Amazon S3 uploads big objects using multipart upload. AWS divides a
big file into smaller fragments, and each one is uploaded independently to S3. Then AWS joins the several uploaded parts into the final object.
AWS recommends using multipart uploads for objects larger than 100 Mb.
And it’s required to use it for objects over 5 Tb.
It can take some time to upload big objects. And this upload process might be interrupted. As a consequence, the S3 upload bucket will keep some unused fragments. To remove them, you can set a new LifeCycle policy. Policies have a Clean up incomplete multipart uploads setting to expire these partial objects. Removing these objects will allow you to free space on S3, and then reduce costs.
You can also compress any object before uploading the S3 object. You just create a compressed file (eg ZIP, GZIP, or equivalent), which will be smaller than the original. And then you upload the compressed file to S3. The amount of data used in S3 will be lower. Then Amazon S3 costs will be reduced.
Note that, to get the original file, you will have to download it and
also decompress it. But you could save a lot of space in S3 (for example when using text files).
Remember that you also pay for the number of operations done in
Amazon S3. If you have to download many S3 objects simultaneously, it might be a good idea to pack them into one big object (e.g. TAR, ZIP, or equivalent).
Some storage classes have minimum capacity charges for objects. For
example, the minimum capacity charge per object for S3 Standard-IA and
S3 One Zone-IA is 128KB. And the minimum capacity charge per object for
S3 Glacier and S3 Glacier Deep Archive classes are 40 Kb.
For this reason, a small 1 KB object (having S3 Standard-IA class)
will be charged as 128 KB. Packing multiple files together will take advantage of minimum capacity charges. If you pack small size objects together, you will also reduce your S3 costs.
S3 Object versioning is a very useful tool. Every time you change the
contents of an object, AWS will keep the previous version of it. But if
you have a 1 MB object with 100 versions, then you will be paying for
100 MB of storage.
But you can use lifecycle policies to automatically delete previous versions after some time. For example, you set a policy to delete objects after 30 days of becoming non-current. This will limit the number of versions stored, and lower the storage used. This is another approach to increase your savings.
f you can wait for some hours to retrieve the objects, you can save money. So try to use Bulk Retrieval mode if possible. You can choose the retrieval mode when you request this retrieval.
Some applications store tables as Amazon S3 objects.
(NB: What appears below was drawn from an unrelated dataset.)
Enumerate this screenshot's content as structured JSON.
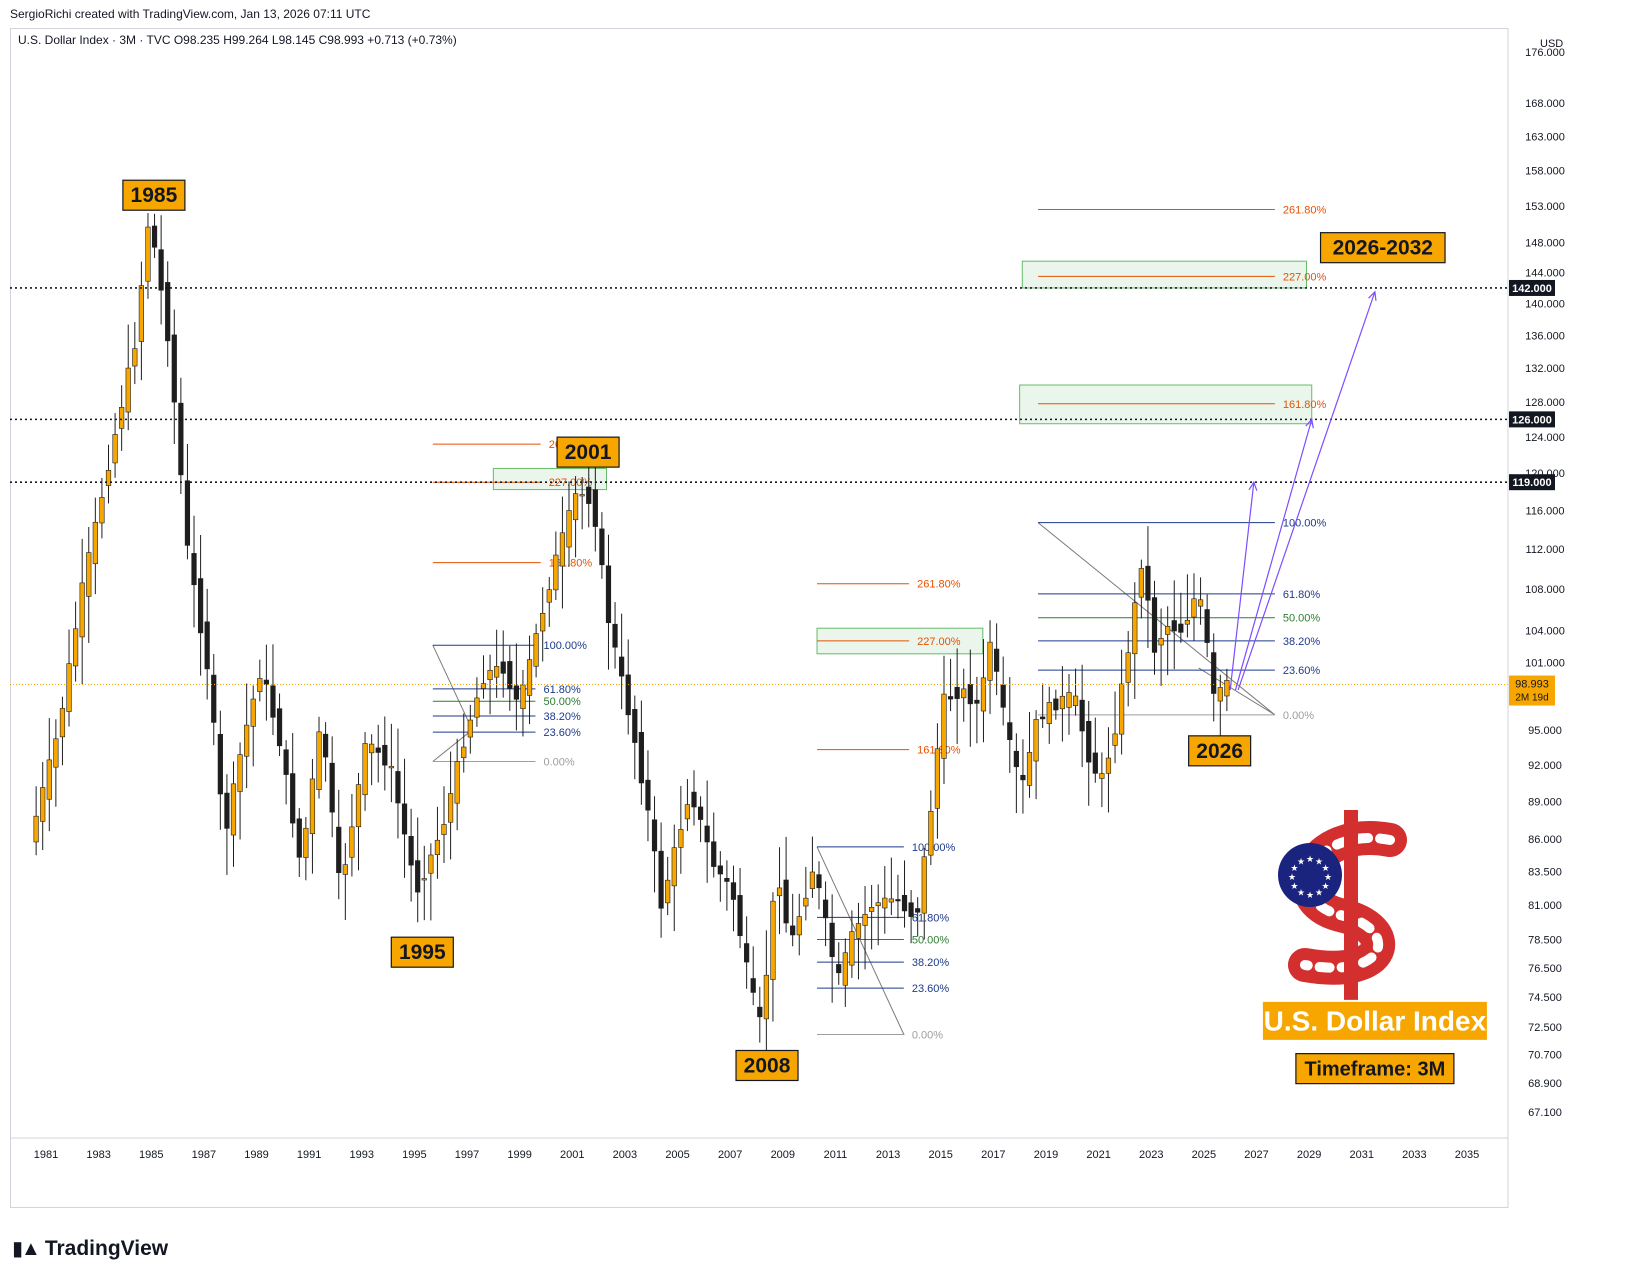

These tables have a specific format (like JSON, CSV, or Apache Parquet formats). To query the data, you have to download the whole file. And then you have to query the whole table to find the desired data inside the table.
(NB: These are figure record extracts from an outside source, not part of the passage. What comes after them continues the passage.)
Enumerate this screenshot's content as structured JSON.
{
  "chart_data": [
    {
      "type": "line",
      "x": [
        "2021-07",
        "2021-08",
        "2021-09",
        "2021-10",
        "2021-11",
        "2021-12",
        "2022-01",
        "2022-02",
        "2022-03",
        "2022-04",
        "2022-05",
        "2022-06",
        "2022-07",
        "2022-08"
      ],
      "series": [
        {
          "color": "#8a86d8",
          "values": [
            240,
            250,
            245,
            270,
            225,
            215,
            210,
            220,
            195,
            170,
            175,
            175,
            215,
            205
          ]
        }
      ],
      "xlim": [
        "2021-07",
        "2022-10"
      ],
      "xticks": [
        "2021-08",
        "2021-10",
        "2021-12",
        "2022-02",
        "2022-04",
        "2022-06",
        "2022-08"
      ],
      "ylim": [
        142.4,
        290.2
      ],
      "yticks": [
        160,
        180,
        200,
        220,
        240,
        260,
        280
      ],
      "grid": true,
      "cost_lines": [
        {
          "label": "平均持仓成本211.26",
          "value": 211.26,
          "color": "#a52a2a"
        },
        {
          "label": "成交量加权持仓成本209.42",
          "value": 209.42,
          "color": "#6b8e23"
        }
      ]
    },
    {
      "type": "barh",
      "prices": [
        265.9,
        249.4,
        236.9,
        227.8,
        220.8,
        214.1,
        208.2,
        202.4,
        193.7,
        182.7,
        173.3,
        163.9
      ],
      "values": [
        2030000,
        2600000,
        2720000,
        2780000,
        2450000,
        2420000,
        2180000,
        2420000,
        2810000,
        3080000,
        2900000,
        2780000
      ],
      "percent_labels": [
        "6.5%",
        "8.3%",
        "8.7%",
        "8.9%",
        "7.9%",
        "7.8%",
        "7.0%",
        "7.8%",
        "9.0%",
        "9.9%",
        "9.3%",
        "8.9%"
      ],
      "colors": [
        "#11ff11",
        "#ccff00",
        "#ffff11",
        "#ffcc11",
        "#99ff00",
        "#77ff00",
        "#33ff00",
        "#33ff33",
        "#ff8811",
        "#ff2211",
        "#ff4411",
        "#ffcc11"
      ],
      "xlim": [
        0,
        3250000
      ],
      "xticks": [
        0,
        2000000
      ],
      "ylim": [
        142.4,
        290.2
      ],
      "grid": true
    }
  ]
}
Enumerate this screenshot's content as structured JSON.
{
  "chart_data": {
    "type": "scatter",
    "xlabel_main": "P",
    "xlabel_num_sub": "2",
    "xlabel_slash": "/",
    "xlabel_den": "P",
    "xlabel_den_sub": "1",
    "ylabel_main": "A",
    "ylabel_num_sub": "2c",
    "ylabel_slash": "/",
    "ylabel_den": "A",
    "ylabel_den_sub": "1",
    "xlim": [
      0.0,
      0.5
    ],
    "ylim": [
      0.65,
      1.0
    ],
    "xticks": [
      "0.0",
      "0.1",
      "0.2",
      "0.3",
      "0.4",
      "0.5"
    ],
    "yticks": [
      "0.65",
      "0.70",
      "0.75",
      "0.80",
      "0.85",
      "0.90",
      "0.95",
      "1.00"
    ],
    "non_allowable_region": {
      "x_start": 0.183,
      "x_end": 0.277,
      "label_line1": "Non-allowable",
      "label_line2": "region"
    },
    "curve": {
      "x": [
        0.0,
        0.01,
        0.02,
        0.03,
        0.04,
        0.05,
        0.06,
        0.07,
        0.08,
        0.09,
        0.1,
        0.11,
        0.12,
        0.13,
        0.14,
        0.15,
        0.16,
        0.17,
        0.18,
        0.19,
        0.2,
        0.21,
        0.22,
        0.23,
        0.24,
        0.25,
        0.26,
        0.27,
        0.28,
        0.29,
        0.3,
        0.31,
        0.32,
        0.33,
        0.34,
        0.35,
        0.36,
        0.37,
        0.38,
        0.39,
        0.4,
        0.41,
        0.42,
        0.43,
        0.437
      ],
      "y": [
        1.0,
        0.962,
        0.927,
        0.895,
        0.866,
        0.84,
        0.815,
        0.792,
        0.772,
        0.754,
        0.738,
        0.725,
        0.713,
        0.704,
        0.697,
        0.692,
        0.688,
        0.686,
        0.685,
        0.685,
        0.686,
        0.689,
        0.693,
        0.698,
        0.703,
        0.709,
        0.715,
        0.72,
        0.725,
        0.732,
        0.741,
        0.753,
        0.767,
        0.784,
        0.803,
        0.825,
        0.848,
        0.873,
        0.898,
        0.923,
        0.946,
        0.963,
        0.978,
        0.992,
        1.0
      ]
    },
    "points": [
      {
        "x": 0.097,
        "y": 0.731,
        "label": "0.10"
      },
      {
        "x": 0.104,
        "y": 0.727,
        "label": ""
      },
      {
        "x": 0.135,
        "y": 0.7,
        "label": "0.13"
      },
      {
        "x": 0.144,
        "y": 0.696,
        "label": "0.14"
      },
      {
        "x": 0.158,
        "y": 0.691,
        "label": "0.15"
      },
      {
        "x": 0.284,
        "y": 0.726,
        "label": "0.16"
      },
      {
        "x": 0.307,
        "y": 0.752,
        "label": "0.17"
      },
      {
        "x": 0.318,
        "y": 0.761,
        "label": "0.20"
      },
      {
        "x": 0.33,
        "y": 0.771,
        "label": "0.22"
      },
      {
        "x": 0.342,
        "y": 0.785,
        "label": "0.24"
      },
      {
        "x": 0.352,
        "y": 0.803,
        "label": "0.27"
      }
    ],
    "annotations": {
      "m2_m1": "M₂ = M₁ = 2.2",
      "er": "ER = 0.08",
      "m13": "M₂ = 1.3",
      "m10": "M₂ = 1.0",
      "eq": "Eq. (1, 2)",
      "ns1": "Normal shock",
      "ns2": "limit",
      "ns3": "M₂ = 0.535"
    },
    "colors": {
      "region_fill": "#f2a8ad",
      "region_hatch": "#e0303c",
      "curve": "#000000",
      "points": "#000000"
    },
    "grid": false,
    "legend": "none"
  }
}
But there are more efficient ways to get the contents. AWS offers tools like Amazon Athena, S3 Select, or Amazon Redshift Spectrum.
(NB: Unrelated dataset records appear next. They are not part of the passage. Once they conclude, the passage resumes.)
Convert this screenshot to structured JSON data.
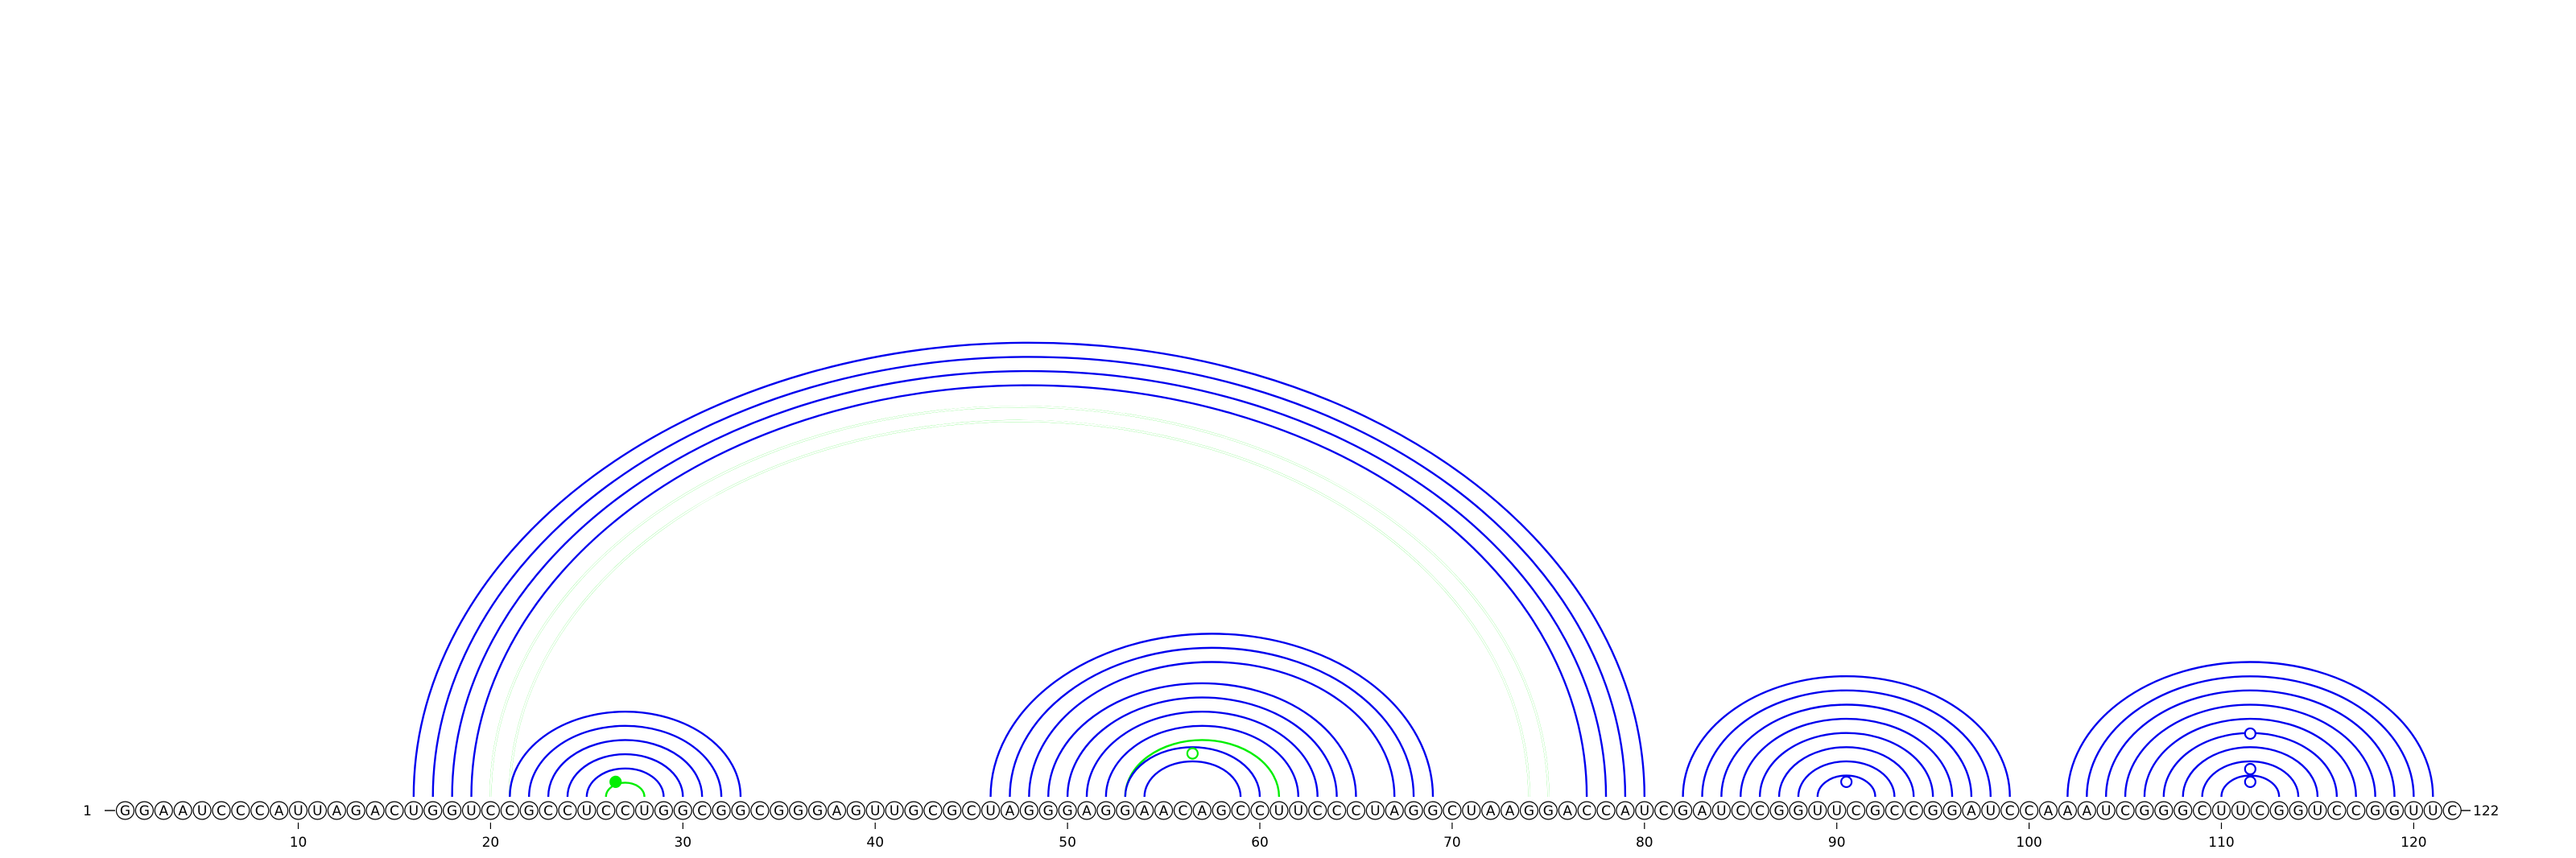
{
  "sequence": "GGAAUCCCAUUAGACUGGUCCGCCUCCUGGCGGCGGGAGUUGCGCUAGGGAGGAACAGCCUUCCCUAGGCUAAGGACCAUCGAUCCGGUUCGCCGGAUCCAAAUCGGGCUUCGGUCCGGUUC",
  "start_label": "1",
  "end_label": "122",
  "ticks": [
    {
      "pos": 10,
      "label": "10"
    },
    {
      "pos": 20,
      "label": "20"
    },
    {
      "pos": 30,
      "label": "30"
    },
    {
      "pos": 40,
      "label": "40"
    },
    {
      "pos": 50,
      "label": "50"
    },
    {
      "pos": 60,
      "label": "60"
    },
    {
      "pos": 70,
      "label": "70"
    },
    {
      "pos": 80,
      "label": "80"
    },
    {
      "pos": 90,
      "label": "90"
    },
    {
      "pos": 100,
      "label": "100"
    },
    {
      "pos": 110,
      "label": "110"
    },
    {
      "pos": 120,
      "label": "120"
    }
  ],
  "colors": {
    "blue": "#0000ee",
    "green": "#00ee00"
  },
  "arcs": [
    {
      "i": 16,
      "j": 80,
      "color": "blue"
    },
    {
      "i": 17,
      "j": 79,
      "color": "blue"
    },
    {
      "i": 18,
      "j": 78,
      "color": "blue"
    },
    {
      "i": 19,
      "j": 77,
      "color": "blue"
    },
    {
      "i": 20,
      "j": 75,
      "color": "green",
      "double": true
    },
    {
      "i": 21,
      "j": 74,
      "color": "green",
      "double": true
    },
    {
      "i": 21,
      "j": 33,
      "color": "blue"
    },
    {
      "i": 22,
      "j": 32,
      "color": "blue"
    },
    {
      "i": 23,
      "j": 31,
      "color": "blue"
    },
    {
      "i": 24,
      "j": 30,
      "color": "blue"
    },
    {
      "i": 25,
      "j": 29,
      "color": "blue"
    },
    {
      "i": 26,
      "j": 28,
      "color": "green"
    },
    {
      "i": 46,
      "j": 69,
      "color": "blue"
    },
    {
      "i": 47,
      "j": 68,
      "color": "blue"
    },
    {
      "i": 48,
      "j": 67,
      "color": "blue"
    },
    {
      "i": 49,
      "j": 65,
      "color": "blue"
    },
    {
      "i": 50,
      "j": 64,
      "color": "blue"
    },
    {
      "i": 51,
      "j": 63,
      "color": "blue"
    },
    {
      "i": 52,
      "j": 62,
      "color": "blue"
    },
    {
      "i": 53,
      "j": 61,
      "color": "green"
    },
    {
      "i": 53,
      "j": 60,
      "color": "blue"
    },
    {
      "i": 54,
      "j": 59,
      "color": "blue"
    },
    {
      "i": 82,
      "j": 99,
      "color": "blue"
    },
    {
      "i": 83,
      "j": 98,
      "color": "blue"
    },
    {
      "i": 84,
      "j": 97,
      "color": "blue"
    },
    {
      "i": 85,
      "j": 96,
      "color": "blue"
    },
    {
      "i": 86,
      "j": 95,
      "color": "blue"
    },
    {
      "i": 87,
      "j": 94,
      "color": "blue"
    },
    {
      "i": 88,
      "j": 93,
      "color": "blue"
    },
    {
      "i": 89,
      "j": 92,
      "color": "blue"
    },
    {
      "i": 102,
      "j": 121,
      "color": "blue"
    },
    {
      "i": 103,
      "j": 120,
      "color": "blue"
    },
    {
      "i": 104,
      "j": 119,
      "color": "blue"
    },
    {
      "i": 105,
      "j": 118,
      "color": "blue"
    },
    {
      "i": 106,
      "j": 117,
      "color": "blue"
    },
    {
      "i": 107,
      "j": 116,
      "color": "blue"
    },
    {
      "i": 108,
      "j": 115,
      "color": "blue"
    },
    {
      "i": 109,
      "j": 114,
      "color": "blue"
    },
    {
      "i": 110,
      "j": 113,
      "color": "blue"
    }
  ],
  "markers": [
    {
      "pos": 26.5,
      "height": 1,
      "color": "green",
      "filled": true
    },
    {
      "pos": 56.5,
      "height": 3,
      "color": "green",
      "filled": false
    },
    {
      "pos": 90.5,
      "height": 1,
      "color": "blue",
      "filled": false
    },
    {
      "pos": 111.5,
      "height": 1,
      "color": "blue",
      "filled": false
    },
    {
      "pos": 111.5,
      "height": 1.9,
      "color": "blue",
      "filled": false
    },
    {
      "pos": 111.5,
      "height": 4.4,
      "color": "blue",
      "filled": false
    }
  ]
}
These tools allow you to perform queries directly on the cloud. They process the data using SQL commands. And then they send you the data you need.
These tools offer many advantages. As the queries are completed on the cloud, you will need less processing power locally. Another benefit is that you download less data from Amazon S3. This makes the process faster and cheaper. Remember that you are charged by the amount of data downloaded from S3. If less data is requested, then you will save money on bandwidth.
Note that S3 queries have a small additional cost. You should evaluate whether you will get a cost optimization.
Some regions are much expensive than others. And this applies to
Amazon S3 prices also. So it’s worth considering moving your S3 bucket to a region with lower prices.
Another factor to consider is data transfer costs between AWS
regions. Data sent from a bucket to a VPC in the same region is free.
But sending data to a VPC in another region will have a cost per Gb.
It’s a good idea to keep a bucket in the region where data is sent.
In this article, you learned the common strategies to reduce
Amazon S3 costs. Now it’s time to take action. Pick the strategies that work best for your workload in AWS and let me know how it goes!